Resurrection Life Through Transformation


The pragmatic implantation of resurrection life in us is the fulfillment of the promise of the New Covenant. Jeremiah recorded:

Jer 31:33 "This is the covenant I will make with the people of Israel after that time," declares the LORD. "I will put my law in their minds and write it on their hearts. I will be their God, and they will be my people.

God is doing the writing, and that writing takes place as we are transformed into Christ's likeness. Ezekiel expands on this by connecting the New Covenant with a new Spirit being placed in us:

Eze 36:26-27 I will give you a new heart and put a new spirit in you; I will remove from you your heart of stone and give you a heart of flesh. (27) And I will put my Spirit in you and move you to follow my decrees and be careful to keep my laws. (See also Eze 11:19)

Quite simply, resurrection life comes through the Holy Spirit living inside of us.

Rom 8:11 And if the Spirit of him who raised Jesus from the dead is living in you, he who raised Christ from the dead will also give life to your mortal bodies because of his Spirit who lives in you.

And how does the Holy Spirit come to live in an abiding way inside of us? The Spirit finds room in our hearts as we capture our fleshly thoughts, wants and desires, and bring them to Jesus in our time of need. By doing this, we extend an open invitation, born of our own free will, to the Holy Spirit to come in and live within us. Along with this invitation, we consent to His influence in our minds and hearts so that changes can be brought about by Him. By this we are made into a new creation as He takes off the old man and put on the new man and transformation has its full effect in us.

2 Cor 5:17 Therefore, if anyone is in Christ, the new creation has come: The old has gone, the new is here!

Eph  4:22-24 You were taught, with regard to your former way of life, to put off your old self, which is being corrupted by its deceitful desires; (23) to be made new in the attitude of your minds; (24) and to put on the new self, created to be like God in true righteousness and holiness.

Rom 12:2 Do not conform to the pattern of this world, but be transformed by the renewing of your mind. Then you will be able to test and approve what God's will is--his good, pleasing and perfect will.

Tit 3:4-5 But when the kindness and love of God our Savior appeared, (5) he saved us, not because of righteous things we had done, but because of his mercy. He saved us through the washing of rebirth and renewal by the Holy Spirit,


The work of resurrection life happens in us through no effort of our own, it is entirely the Holy Spirit's work. Our part is to submit and yield, allowing the Holy Spirit to do that work in us by coming to Him and accepting His help.

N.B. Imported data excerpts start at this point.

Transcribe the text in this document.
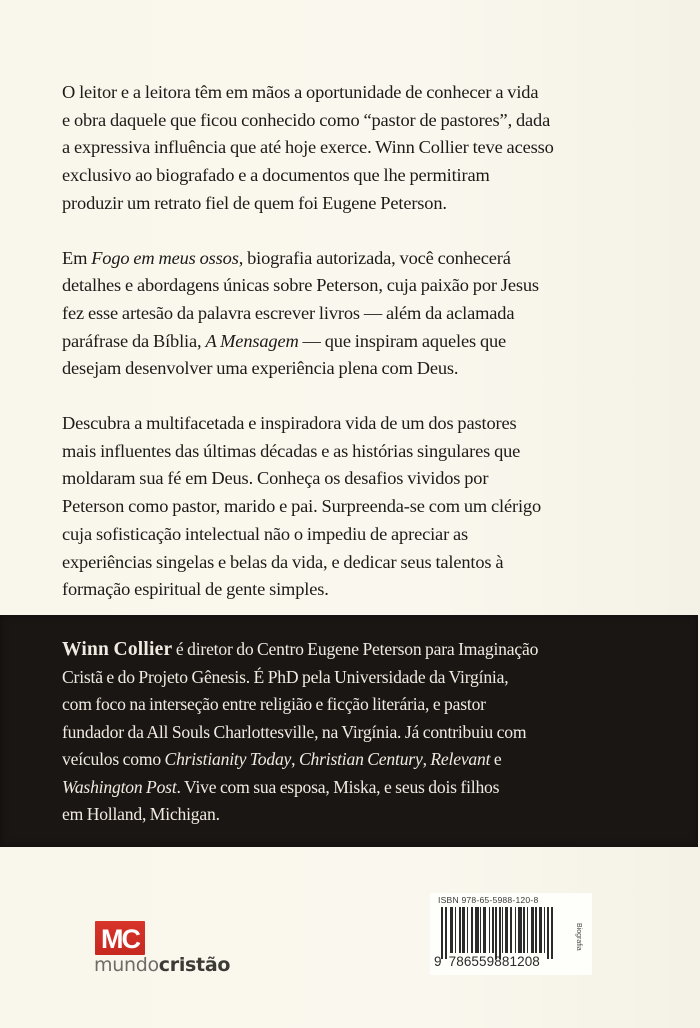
O leitor e a leitora têm em mãos a oportunidade de conhecer a vida
e obra daquele que ficou conhecido como “pastor de pastores”, dada
a expressiva influência que até hoje exerce. Winn Collier teve acesso
exclusivo ao biografado e a documentos que lhe permitiram
produzir um retrato fiel de quem foi Eugene Peterson.

Em Fogo em meus ossos, biografia autorizada, você conhecerá
detalhes e abordagens únicas sobre Peterson, cuja paixão por Jesus
fez esse artesão da palavra escrever livros — além da aclamada
paráfrase da Bíblia, A Mensagem — que inspiram aqueles que
desejam desenvolver uma experiência plena com Deus.

Descubra a multifacetada e inspiradora vida de um dos pastores
mais influentes das últimas décadas e as histórias singulares que
moldaram sua fé em Deus. Conheça os desafios vividos por
Peterson como pastor, marido e pai. Surpreenda-se com um clérigo
cuja sofisticação intelectual não o impediu de apreciar as
experiências singelas e belas da vida, e dedicar seus talentos à
formação espiritual de gente simples.

Winn Collier é diretor do Centro Eugene Peterson para Imaginação
Cristã e do Projeto Gênesis. É PhD pela Universidade da Virgínia,
com foco na interseção entre religião e ficção literária, e pastor
fundador da All Souls Charlottesville, na Virgínia. Já contribuiu com
veículos como Christianity Today, Christian Century, Relevant e
Washington Post. Vive com sua esposa, Miska, e seus dois filhos
em Holland, Michigan.

MC
mundocristão
ISBN 978-65-5988-120-8
9 786559881208
Biografia
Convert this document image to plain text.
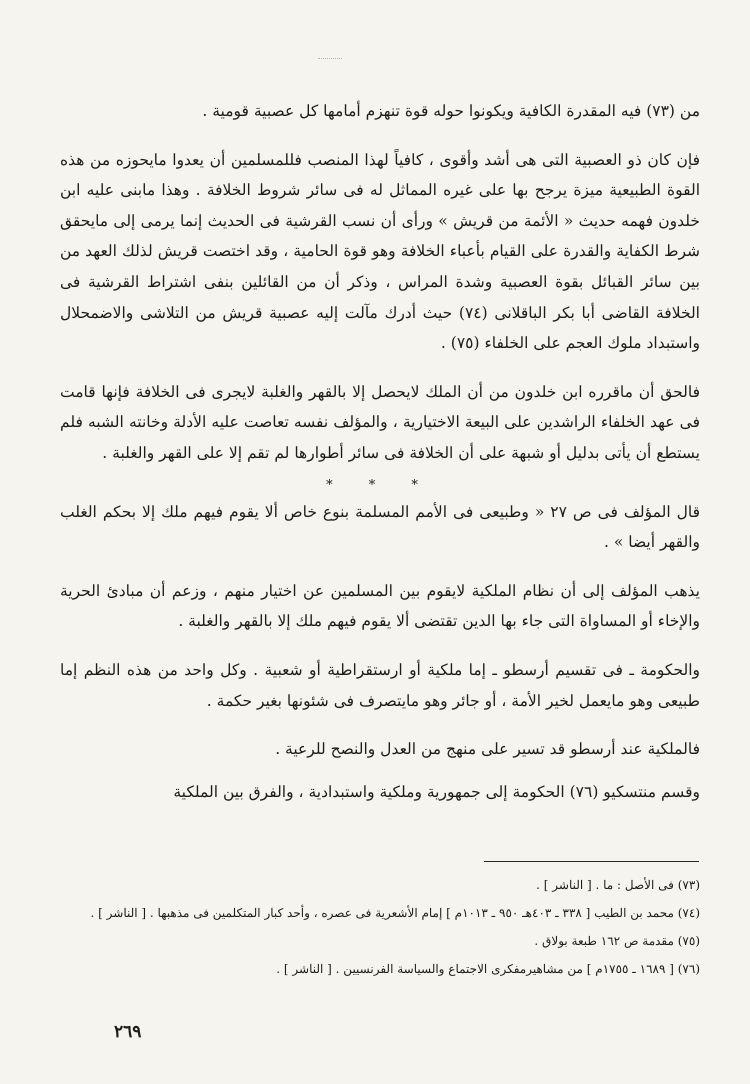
من (٧٣) فيه المقدرة الكافية ويكونوا حوله قوة تنهزم أمامها كل عصبية قومية .

فإن كان ذو العصبية التى هى أشد وأقوى ، كافياً لهذا المنصب فللمسلمين أن يعدوا مايحوزه من هذه القوة الطبيعية ميزة يرجح بها على غيره المماثل له فى سائر شروط الخلافة . وهذا مابنى عليه ابن خلدون فهمه حديث « الأئمة من قريش » ورأى أن نسب القرشية فى الحديث إنما يرمى إلى مايحقق شرط الكفاية والقدرة على القيام بأعباء الخلافة وهو قوة الحامية ، وقد اختصت قريش لذلك العهد من بين سائر القبائل بقوة العصبية وشدة المراس ، وذكر أن من القائلين بنفى اشتراط القرشية فى الخلافة القاضى أبا بكر الباقلانى (٧٤) حيث أدرك مآلت إليه عصبية قريش من التلاشى والاضمحلال واستبداد ملوك العجم على الخلفاء (٧٥) .

فالحق أن ماقرره ابن خلدون من أن الملك لايحصل إلا بالقهر والغلبة لايجرى فى الخلافة فإنها قامت فى عهد الخلفاء الراشدين على البيعة الاختيارية ، والمؤلف نفسه تعاصت عليه الأدلة وخانته الشبه فلم يستطع أن يأتى بدليل أو شبهة على أن الخلافة فى سائر أطوارها لم تقم إلا على القهر والغلبة .

* * *

قال المؤلف فى ص ٢٧ « وطبيعى فى الأمم المسلمة بنوع خاص ألا يقوم فيهم ملك إلا بحكم الغلب والقهر أيضا » .

يذهب المؤلف إلى أن نظام الملكية لايقوم بين المسلمين عن اختيار منهم ، وزعم أن مبادئ الحرية والإخاء أو المساواة التى جاء بها الدين تقتضى ألا يقوم فيهم ملك إلا بالقهر والغلبة .

والحكومة ـ فى تقسيم أرسطو ـ إما ملكية أو ارستقراطية أو شعبية . وكل واحد من هذه النظم إما طبيعى وهو مايعمل لخير الأمة ، أو جائر وهو مايتصرف فى شئونها بغير حكمة .

فالملكية عند أرسطو قد تسير على منهج من العدل والنصح للرعية .

وقسم منتسكيو (٧٦) الحكومة إلى جمهورية وملكية واستبدادية ، والفرق بين الملكية

(٧٣) فى الأصل : ما . [ الناشر ] .
(٧٤) محمد بن الطيب [ ٣٣٨ ـ ٤٠٣هـ ٩٥٠ ـ ١٠١٣م ] إمام الأشعرية فى عصره ، وأحد كبار المتكلمين فى مذهبها . [ الناشر ] .
(٧٥) مقدمة ص ١٦٢ طبعة بولاق .
(٧٦) [ ١٦٨٩ ـ ١٧٥٥م ] من مشاهيرمفكرى الاجتماع والسياسة الفرنسيين . [ الناشر ] .
٢٦٩
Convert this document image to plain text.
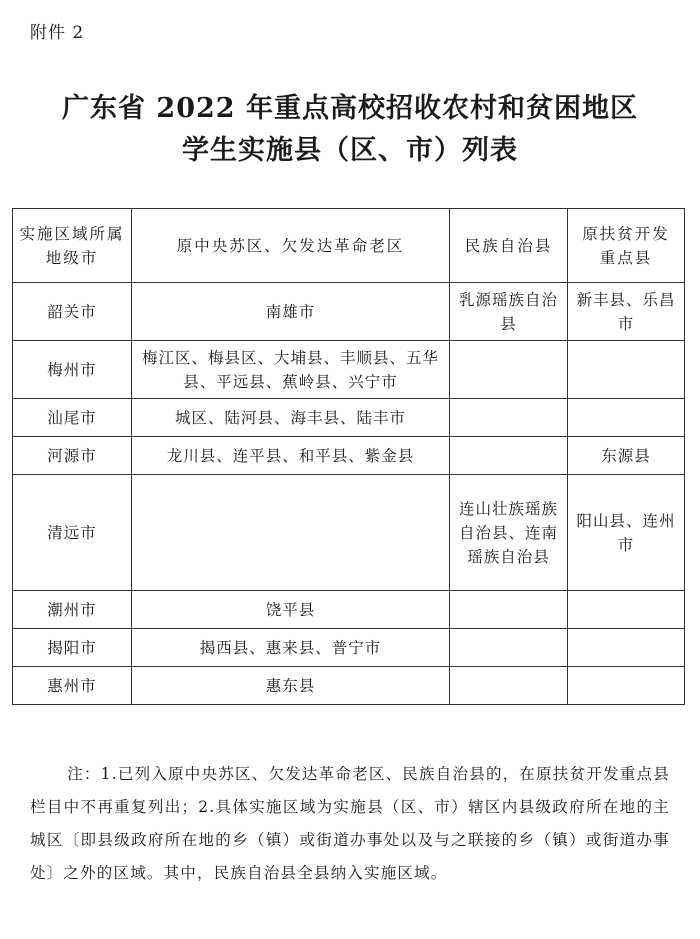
附件 2
广东省 2022 年重点高校招收农村和贫困地区
学生实施县（区、市）列表
实施区域所属地级市	原中央苏区、欠发达革命老区	民族自治县	原扶贫开发重点县
韶关市	南雄市	乳源瑶族自治县	新丰县、乐昌市
梅州市	梅江区、梅县区、大埔县、丰顺县、五华县、平远县、蕉岭县、兴宁市		
汕尾市	城区、陆河县、海丰县、陆丰市		
河源市	龙川县、连平县、和平县、紫金县		东源县
清远市		连山壮族瑶族自治县、连南瑶族自治县	阳山县、连州市
潮州市	饶平县		
揭阳市	揭西县、惠来县、普宁市		
惠州市	惠东县		
注：1.已列入原中央苏区、欠发达革命老区、民族自治县的，在原扶贫开发重点县栏目中不再重复列出；2.具体实施区域为实施县（区、市）辖区内县级政府所在地的主城区〔即县级政府所在地的乡（镇）或街道办事处以及与之联接的乡（镇）或街道办事处〕之外的区域。其中，民族自治县全县纳入实施区域。
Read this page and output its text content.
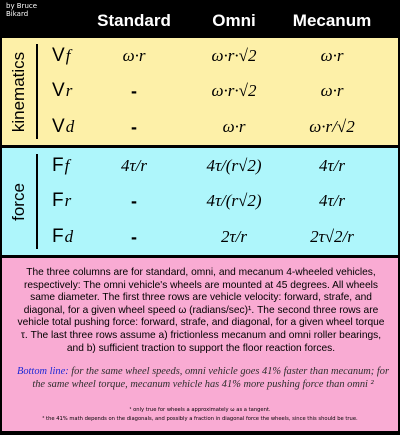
by Bruce Bikard	Standard	Omni	Mecanum
kinematics Vf	ω·r	ω·r·√2	ω·r
Vr	-	ω·r·√2	ω·r
Vd	-	ω·r	ω·r/√2
force
Ff	4τ/r	4τ/(r√2)	4τ/r
Fr	-	4τ/(r√2)	4τ/r
Fd	-	2τ/r	2τ√2/r
The three columns are for standard, omni, and mecanum 4-wheeled vehicles, respectively: The omni vehicle's wheels are mounted at 45 degrees. All wheels same diameter. The first three rows are vehicle velocity: forward, strafe, and diagonal, for a given wheel speed ω (radians/sec)¹. The second three rows are vehicle total pushing force: forward, strafe, and diagonal, for a given wheel torque τ. The last three rows assume a) frictionless mecanum and omni roller bearings, and b) sufficient traction to support the floor reaction forces.
Bottom line: for the same wheel speeds, omni vehicle goes 41% faster than mecanum; for the same wheel torque, mecanum vehicle has 41% more pushing force than omni ²
¹ only true for wheels a approximately ω as a tangent.
² the 41% math depends on the diagonals, and possibly a fraction in diagonal force the wheels, since this should be true.
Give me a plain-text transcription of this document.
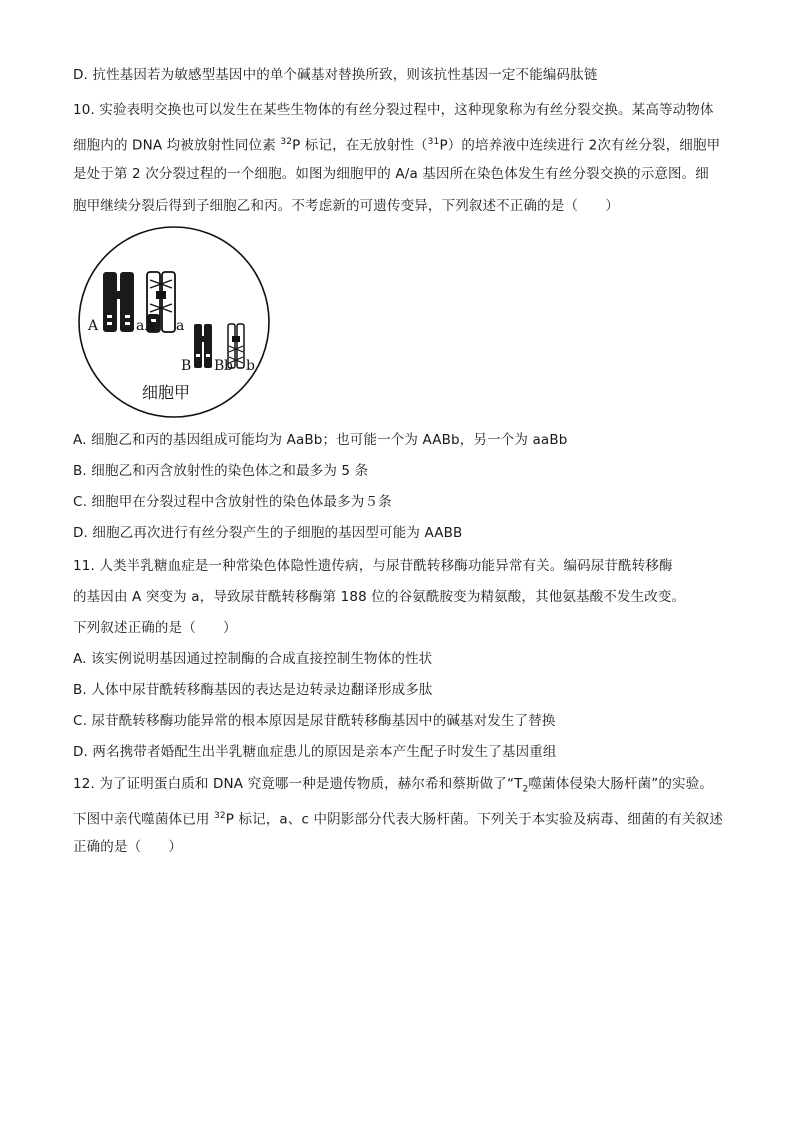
D. 抗性基因若为敏感型基因中的单个碱基对替换所致，则该抗性基因一定不能编码肽链
10. 实验表明交换也可以发生在某些生物体的有丝分裂过程中，这种现象称为有丝分裂交换。某高等动物体
细胞内的 DNA 均被放射性同位素 $^{32}$P 标记，在无放射性（$^{31}$P）的培养液中连续进行 2次有丝分裂，细胞甲
是处于第 2 次分裂过程的一个细胞。如图为细胞甲的 A/a 基因所在染色体发生有丝分裂交换的示意图。细
胞甲继续分裂后得到子细胞乙和丙。不考虑新的可遗传变异，下列叙述不正确的是（　　）
A	a A a
B B b b
细胞甲
A. 细胞乙和丙的基因组成可能均为 AaBb；也可能一个为 AABb，另一个为 aaBb
B. 细胞乙和丙含放射性的染色体之和最多为 5 条
C. 细胞甲在分裂过程中含放射性的染色体最多为５条
D. 细胞乙再次进行有丝分裂产生的子细胞的基因型可能为 AABB
11. 人类半乳糖血症是一种常染色体隐性遗传病，与尿苷酰转移酶功能异常有关。编码尿苷酰转移酶
的基因由 A 突变为 a，导致尿苷酰转移酶第 188 位的谷氨酰胺变为精氨酸，其他氨基酸不发生改变。
下列叙述正确的是（　　）
A. 该实例说明基因通过控制酶的合成直接控制生物体的性状
B. 人体中尿苷酰转移酶基因的表达是边转录边翻译形成多肽
C. 尿苷酰转移酶功能异常的根本原因是尿苷酰转移酶基因中的碱基对发生了替换
D. 两名携带者婚配生出半乳糖血症患儿的原因是亲本产生配子时发生了基因重组
12. 为了证明蛋白质和 DNA 究竟哪一种是遗传物质，赫尔希和蔡斯做了“$T_2$噬菌体侵染大肠杆菌”的实验。
下图中亲代噬菌体已用 $^{32}$P 标记，a、c 中阴影部分代表大肠杆菌。下列关于本实验及病毒、细菌的有关叙述
正确的是（　　）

2 Cor 3:18 And we all, who with unveiled faces contemplate the Lord's glory, are being transformed into his image with ever-increasing glory, which comes from the Lord, who is the Spirit.

Result is Fruit and Assurance of Salvation


The outward expression of the inward transformation by the Holy Spirit is expressed agape love. The expression of love for our neighbor is the opposite of the pursuit of selfish fleshly wants and desires.

Agape love is associated with divine revelation, and is an overcoming love that is planted into us by the Spirit. Agape love is powerful, and has some of the same nature as light. In the same way that light dispels darkness, so to does agape love dispel darkness. In the same way that darkness cannot overpower light, so to evil cannot overcome agape love. The intent of transformation through and by resurrection life is simply to produce agape love for God and neighbor within our hearts and minds.

The presence of agape love in our lives is the measurement with which we can examine ourselves to see if and how deeply we are in the faith.

2 Cor 13:4-5 For to be sure, he was crucified in weakness, yet he lives by God's power. Likewise, we are weak in him, yet by God's power we will live with him in our dealing with you. (5) Examine yourselves to see whether you are in the faith; test yourselves. Do you not realize that Christ Jesus is in you--unless, of course, you fail the test?

The test that measures Christ is in us is that of expressed love. Is your life characterized by the following descriptions of love? These characteristics are the yardstick with which to examine ourselves.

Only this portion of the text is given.